Thanks to modern day genetic technology, we now know that this dog has its roots in the Mexican Hairless dog, and not the African Hairless terrier as was once believed. In the 1950’s a breeding program was begun and by 1987 the breed had become officially recognized. All litters will contain hairless and non-hairless (Powderpuff) puppies. The hairless gene is dominant, but all Hairless Crested have the ability to produce a powder puff puppy due to a recessive gene.

Behaviour

Both the hairless and powderpuff variations are playful little dogs who enjoy human love and companionship. They are great family dogs, as they get along with children and other household pets.

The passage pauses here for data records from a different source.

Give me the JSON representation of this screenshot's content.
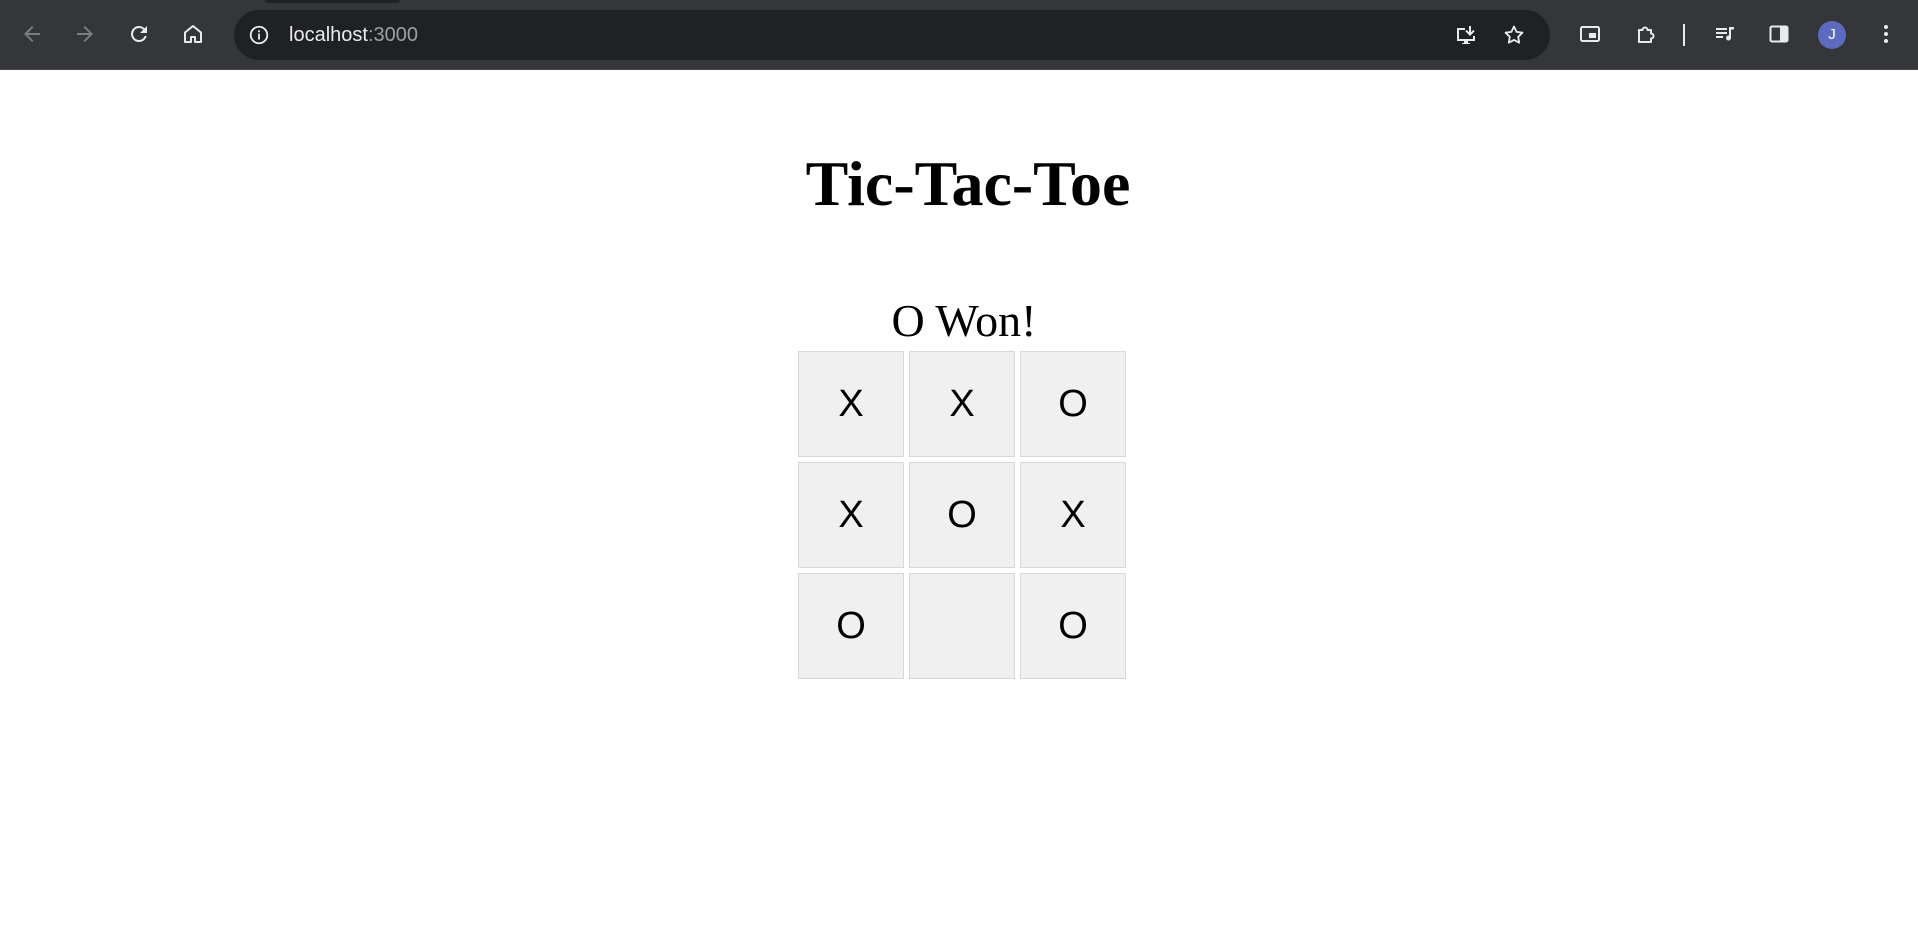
{
  "browser": {
    "url_host": "localhost",
    "url_port": ":3000",
    "profile_initial": "J",
    "icons": {
      "back": "arrow-left-icon",
      "forward": "arrow-right-icon",
      "reload": "reload-icon",
      "home": "home-icon",
      "site_info": "info-icon",
      "install": "install-app-icon",
      "bookmark": "star-icon",
      "pip": "picture-in-picture-icon",
      "extensions": "puzzle-icon",
      "media": "media-queue-icon",
      "side_panel": "side-panel-icon",
      "menu": "kebab-menu-icon"
    }
  },
  "game": {
    "title": "Tic-Tac-Toe",
    "status": "O Won!",
    "board": [
      {
        "value": "X"
      },
      {
        "value": "X"
      },
      {
        "value": "O"
      },
      {
        "value": "X"
      },
      {
        "value": "O"
      },
      {
        "value": "X"
      },
      {
        "value": "O"
      },
      {
        "value": ""
      },
      {
        "value": "O"
      }
    ]
  },
  "colors": {
    "toolbar_bg": "#35363a",
    "omnibox_bg": "#202124",
    "cell_bg": "#f0f0f0",
    "avatar_bg": "#5c6bc0"
  }
}
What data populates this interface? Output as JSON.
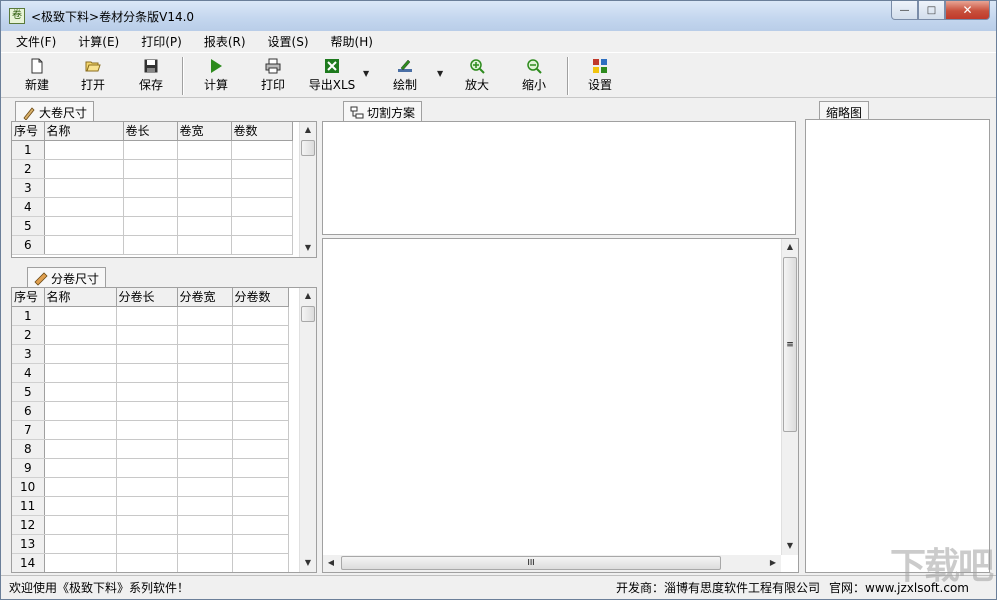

They can sometimes be wary of strangers, but this is more due to the fact that they are timid by nature, not due to aggression. They love to be around people and, if given the chance, will happily play with you all day. You can expect cuddling and affection from this breed, but make sure you have the time to spend with them as they will get unhappy if alone for long periods of time. Due to this, they are best suited for someone who is home for most of the day. They can also be great therapy dogs. Unlike many other small dogs, this breed isn’t particularly yappy and rarely even barks. They can howl, however, and have even be taught to “sing”. Like many other small dogs they shiver when excited or nervous. They are relatively easy to train and some do well in agility and obedience classes.

The key to this breed is companionship, as without it the dog will be unhappy. Due to their small size, Chinese Crested have minimal exercise needs and will be satisfied after a short walk or a game of fetch in the garden. The hairless variety will need a coat in winter and some form of sun protection in summer to prevent sunburn (this is especially true in dogs with lighter colors). Their skin is also prone to drying out, so you will need to apply a moisturizer a few times a week. Powderpuff grooming should be done little and often to help keep the coat in top condition. These dogs don’t really shed and are classed as a non-shedding, hypoallergenic breed. Keep in mind that a hairless dog’s skin needs the same care as human skin. They can suffer from acne, sunburn and dryness. Non-lanolin creams are best as some dogs can have an allergic reaction to lanolin.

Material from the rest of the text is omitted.